Now that finally all entrances are over and the cut-offs out, life has put us in a dilemma again. A better college or a preferred course... what should I opt for? I personally feel that it is more important to give the first preference to the course than the college. But I’m aware of the thousands of people all over the country for whom studying in DU is like living a dream. It is undoubtedly a tough decision to make and being confused is natural, but going through this process of confusion and decision-making is a vital learning process.
St Thomas’ School
In order to know the consequences of a particular action, we have to execute the action. No number of assumptions can possibly prophesy the exact outcome of the action. We have been conditioned to believe that what has already been tried and tested is probably the best option. If you apply it to DU, most of the applicants might also not be aware of the unconventional courses offered in DU, like BA (hons) social work, music and tourism, BSc (hons) in anthropology and food technology. Personally, I want to opt for philosophy (hons), and not as a backup, but genuinely for the interest in the subject. Interestingly, my parents asked me if I didn’t have any other options available to me. Philosophy (hons) allows you to think boldly, and express your views about taboo issues like suicides, gay marriages, terrorism etc. In my interaction with Rajib Ray, a faculty member in the department of philosophy at Kirori Mal College, he told me, “The students pursuing philosophy should be able to reflect and have an inquisitive mind. Students of philosophy go for civil services, law, journalism, research, teaching and event management.” So, for those like me, some of the prestigious colleges offering this course happen to be Hindu, St. Stephens, Lady Shri Ram College, Miranda House etc.
St Columba’s School
Our waiting period is over and the battle for seats has begun. It’s almost painful to see the number of students you’re up against.
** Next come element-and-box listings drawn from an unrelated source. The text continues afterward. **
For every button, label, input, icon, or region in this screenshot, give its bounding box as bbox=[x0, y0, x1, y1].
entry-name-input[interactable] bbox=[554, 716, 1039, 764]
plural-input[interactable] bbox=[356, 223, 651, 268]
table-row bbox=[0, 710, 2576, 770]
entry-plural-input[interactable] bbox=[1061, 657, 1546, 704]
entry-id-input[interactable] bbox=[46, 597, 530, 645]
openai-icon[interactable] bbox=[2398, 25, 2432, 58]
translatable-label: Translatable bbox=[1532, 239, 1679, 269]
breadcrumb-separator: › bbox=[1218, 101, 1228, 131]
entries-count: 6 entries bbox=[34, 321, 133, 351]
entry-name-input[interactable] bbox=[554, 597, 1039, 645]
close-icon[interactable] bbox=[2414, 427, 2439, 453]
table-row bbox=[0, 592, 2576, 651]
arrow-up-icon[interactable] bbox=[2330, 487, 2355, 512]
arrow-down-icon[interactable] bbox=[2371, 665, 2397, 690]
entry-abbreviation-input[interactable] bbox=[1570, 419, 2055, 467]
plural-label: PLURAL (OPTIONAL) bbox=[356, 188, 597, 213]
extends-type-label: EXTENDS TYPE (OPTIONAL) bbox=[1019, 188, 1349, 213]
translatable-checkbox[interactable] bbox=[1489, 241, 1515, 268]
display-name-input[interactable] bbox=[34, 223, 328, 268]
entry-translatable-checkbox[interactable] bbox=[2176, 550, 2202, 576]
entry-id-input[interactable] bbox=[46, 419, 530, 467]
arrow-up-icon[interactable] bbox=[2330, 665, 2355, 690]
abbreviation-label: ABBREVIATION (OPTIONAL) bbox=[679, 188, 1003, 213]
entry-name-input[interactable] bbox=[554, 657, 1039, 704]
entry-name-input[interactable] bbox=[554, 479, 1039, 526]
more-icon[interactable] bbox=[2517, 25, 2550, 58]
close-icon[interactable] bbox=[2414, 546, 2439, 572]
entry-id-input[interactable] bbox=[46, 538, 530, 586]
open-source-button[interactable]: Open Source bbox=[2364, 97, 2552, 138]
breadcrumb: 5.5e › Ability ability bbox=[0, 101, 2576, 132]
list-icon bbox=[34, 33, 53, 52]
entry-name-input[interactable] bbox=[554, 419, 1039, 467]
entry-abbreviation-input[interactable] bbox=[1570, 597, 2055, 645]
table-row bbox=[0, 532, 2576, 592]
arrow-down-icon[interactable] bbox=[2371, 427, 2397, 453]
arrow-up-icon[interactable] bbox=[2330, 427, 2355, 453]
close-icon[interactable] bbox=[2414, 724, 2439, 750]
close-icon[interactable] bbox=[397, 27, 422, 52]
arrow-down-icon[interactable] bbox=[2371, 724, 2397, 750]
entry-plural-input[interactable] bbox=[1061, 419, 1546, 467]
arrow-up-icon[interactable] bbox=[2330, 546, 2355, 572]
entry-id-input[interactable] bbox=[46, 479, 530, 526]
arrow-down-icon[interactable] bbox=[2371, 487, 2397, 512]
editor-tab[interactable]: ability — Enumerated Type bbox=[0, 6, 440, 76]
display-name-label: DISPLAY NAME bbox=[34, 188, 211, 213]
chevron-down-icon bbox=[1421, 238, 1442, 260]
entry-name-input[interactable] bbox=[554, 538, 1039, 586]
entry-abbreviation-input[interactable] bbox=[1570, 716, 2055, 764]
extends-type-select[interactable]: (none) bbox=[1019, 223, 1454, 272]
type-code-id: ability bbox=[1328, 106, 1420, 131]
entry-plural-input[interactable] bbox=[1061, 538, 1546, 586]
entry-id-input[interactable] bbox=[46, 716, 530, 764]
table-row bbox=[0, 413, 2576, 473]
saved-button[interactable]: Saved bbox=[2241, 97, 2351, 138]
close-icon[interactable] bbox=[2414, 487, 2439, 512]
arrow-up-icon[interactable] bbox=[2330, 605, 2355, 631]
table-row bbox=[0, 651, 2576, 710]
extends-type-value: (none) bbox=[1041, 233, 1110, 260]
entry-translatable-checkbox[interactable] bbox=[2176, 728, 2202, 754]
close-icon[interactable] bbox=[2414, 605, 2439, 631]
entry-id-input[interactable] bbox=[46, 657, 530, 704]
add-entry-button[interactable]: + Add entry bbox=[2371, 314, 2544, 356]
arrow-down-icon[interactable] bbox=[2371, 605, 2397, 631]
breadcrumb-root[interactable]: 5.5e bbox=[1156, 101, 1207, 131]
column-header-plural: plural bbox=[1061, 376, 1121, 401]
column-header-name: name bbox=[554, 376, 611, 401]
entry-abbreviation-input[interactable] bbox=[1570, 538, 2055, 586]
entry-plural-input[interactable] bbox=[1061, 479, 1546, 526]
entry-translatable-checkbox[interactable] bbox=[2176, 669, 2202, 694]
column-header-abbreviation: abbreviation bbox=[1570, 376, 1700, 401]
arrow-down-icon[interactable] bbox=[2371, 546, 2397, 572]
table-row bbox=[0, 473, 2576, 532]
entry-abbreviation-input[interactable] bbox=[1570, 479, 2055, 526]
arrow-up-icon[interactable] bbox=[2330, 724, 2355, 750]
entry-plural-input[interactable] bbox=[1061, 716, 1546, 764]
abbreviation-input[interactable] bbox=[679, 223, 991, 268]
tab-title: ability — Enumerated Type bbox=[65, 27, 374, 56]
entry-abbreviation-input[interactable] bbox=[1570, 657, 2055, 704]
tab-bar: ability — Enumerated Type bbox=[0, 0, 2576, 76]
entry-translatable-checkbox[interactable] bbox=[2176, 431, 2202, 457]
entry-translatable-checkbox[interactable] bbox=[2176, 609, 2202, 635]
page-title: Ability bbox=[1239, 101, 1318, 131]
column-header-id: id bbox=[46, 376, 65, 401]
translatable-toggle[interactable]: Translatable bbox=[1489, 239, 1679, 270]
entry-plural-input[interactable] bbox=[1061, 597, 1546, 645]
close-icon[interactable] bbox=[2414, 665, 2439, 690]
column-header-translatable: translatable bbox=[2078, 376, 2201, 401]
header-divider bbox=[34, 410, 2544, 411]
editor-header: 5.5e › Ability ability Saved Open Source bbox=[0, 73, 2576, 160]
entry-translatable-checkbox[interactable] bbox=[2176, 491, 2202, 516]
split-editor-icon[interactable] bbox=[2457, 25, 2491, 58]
It’s times like these that an encouraging word from your seniors can really make a difference and especially if they’re from DU itself. Yes, I am talking about myself; a friend from Hindu, gauging my English skills and my aptitude, reassures me a great CATE score. Very comforting to hear. I reckon the admission days are going to be even worse. Hail the lord for Kamla Nagar market and bantawalas!
St Thomas’ School
Today is ‘the day’ when our colleges and courses would be decided. From the very beginning I was clear of preferring the course to college. But as the admission process nears, I am caught up in the dilemma of ‘which course to choose’. In class 12 all my favourite subjects had equal weightage so I never had to choose. But, now in college I can major in just one subject and this leaves me confused to the core. It’s difficult to choose between psychology, English and sociology honours and applied arts course. This confusion is giving me sleepless nights and I wish I had thought of this before.